What are Opens?
Opens or open rates measure how many people opened up an email and looked at it. In most cases, they aren’t read, but there’s no guarantee they did any more than glance at it, and there is no way to track how long they looked at the email. Though it is a general indicator of subject line effectiveness, it can be a misleading metric for online marketers.
Why are Opens important in an Email Campaign?
The “open rate” for an email campaign is a measure of how many recipients viewed an email. It’s important to understand that open rates are not a 100% accurate measure.
Opens can be tracked in HTML emails because they include a tracking pixel, which is a tiny, invisible image that is displayed when the subscriber opens your email. When that image is downloaded from the web servers, the email is recorded as being opened in most cases.
There are various reasons why the number of opens can be over-reported, and they can also be under-reported. Recording an open can only happen if the reader’s email client can display HTML with images, and that option is turned on.

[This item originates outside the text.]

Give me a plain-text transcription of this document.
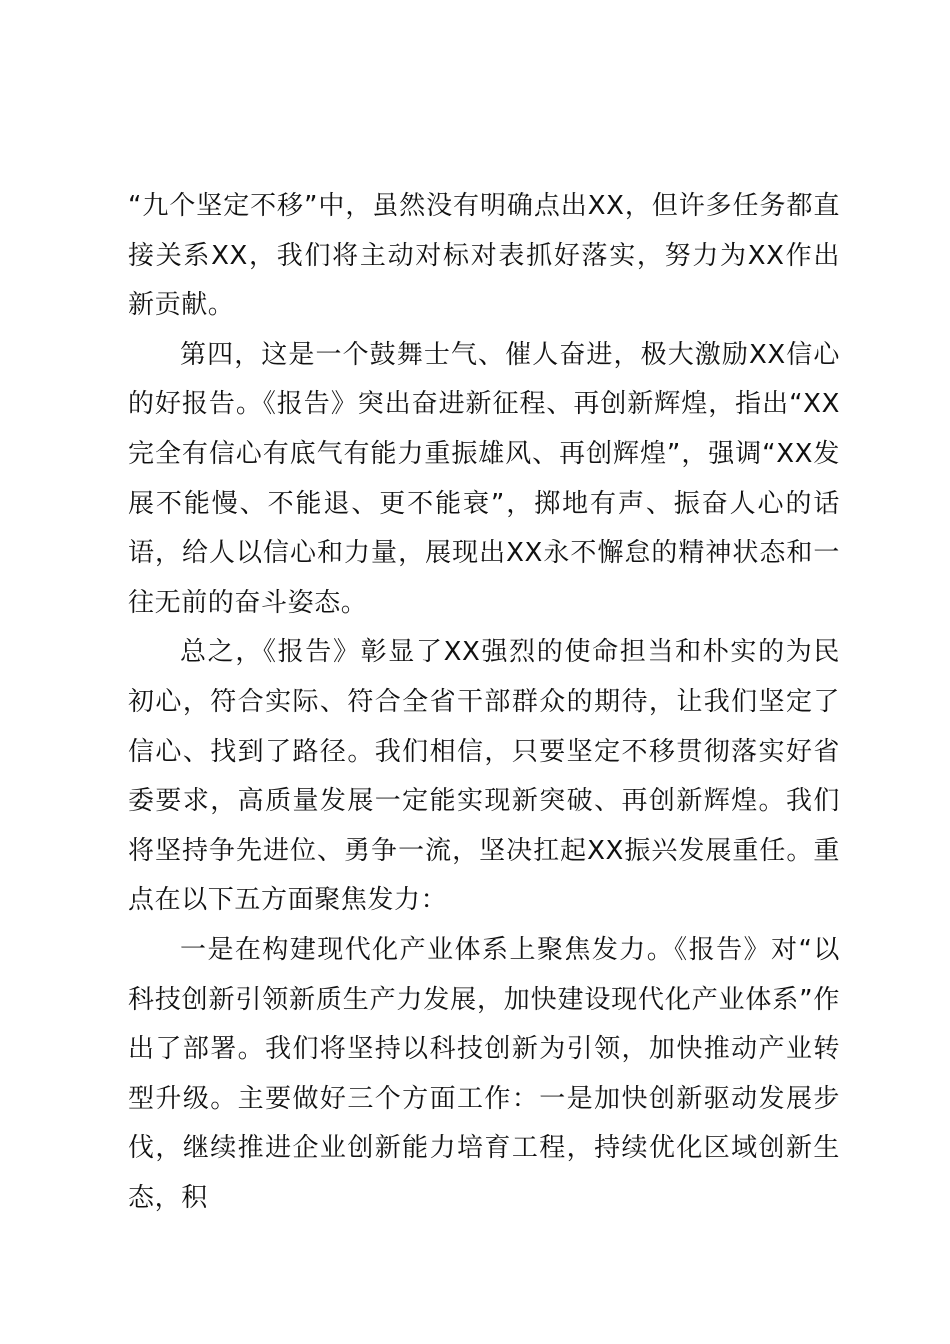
“九个坚定不移”中，虽然没有明确点出XX，但许多任务都直接关系XX，我们将主动对标对表抓好落实，努力为XX作出新贡献。

第四，这是一个鼓舞士气、催人奋进，极大激励XX信心的好报告。《报告》突出奋进新征程、再创新辉煌，指出“XX完全有信心有底气有能力重振雄风、再创辉煌”，强调“XX发展不能慢、不能退、更不能衰”，掷地有声、振奋人心的话语，给人以信心和力量，展现出XX永不懈怠的精神状态和一往无前的奋斗姿态。

总之，《报告》彰显了XX强烈的使命担当和朴实的为民初心，符合实际、符合全省干部群众的期待，让我们坚定了信心、找到了路径。我们相信，只要坚定不移贯彻落实好省委要求，高质量发展一定能实现新突破、再创新辉煌。我们将坚持争先进位、勇争一流，坚决扛起XX振兴发展重任。重点在以下五方面聚焦发力：

一是在构建现代化产业体系上聚焦发力。《报告》对“以科技创新引领新质生产力发展，加快建设现代化产业体系”作出了部署。我们将坚持以科技创新为引领，加快推动产业转型升级。主要做好三个方面工作：一是加快创新驱动发展步伐，继续推进企业创新能力培育工程，持续优化区域创新生态，积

Similarly, people may choose to read your HTML email without displaying images not tobe recorded as an open either.
Even though email open rates are not a 100% accurate measure, it is incorrect to assume that this metric has no value. Paying attention to email open rate trends is very important because it leads to questions like “are my open rates trending up or down?” and “Are some customer segmented lists performing better than others over time?”
Therefore it can be said that open rates are not wholly accurate, but to dismiss them completely would be an error. It is best to keep watch for open rate trends and consider improving the trend with segmented email lists, targeted email segmentation, and timely, relevant communications.
How to calculate Open Rate?
To calculate the email open rate of a digital campaign, the following formula should be used:
Email Open Rate = Number of Emails Read / Number of Delivered Emails ×100
For example, if you send out 12 emails and 2 of them bounce, the number of delivered emails becomes 10. If out of those emails, five are opened, your open rate is then 5/10 = 0.5. Multiplying that by 100 gives you an email open rate of 50%.
What is the difference between Opens and Unique Opens?
When looking at the reports of a campaign that has just been set, it is possible to notice that there are two types of opens; opens and unique opens. There is a slight difference between these.
An open is the number of times the email has been opened.
A unique open is how many people have opened your email.
So the difference is you could have 200 opens on an email, but only ten people have opened it ten times. Or you could have 200 opens and 200 people had opened it.
Example:
Contact A opens the email five times.
Contact B opens the email three times
Contact C opens the email ten times.
When you look at the reports, it would say 18 opens, but there would only be three unique opens.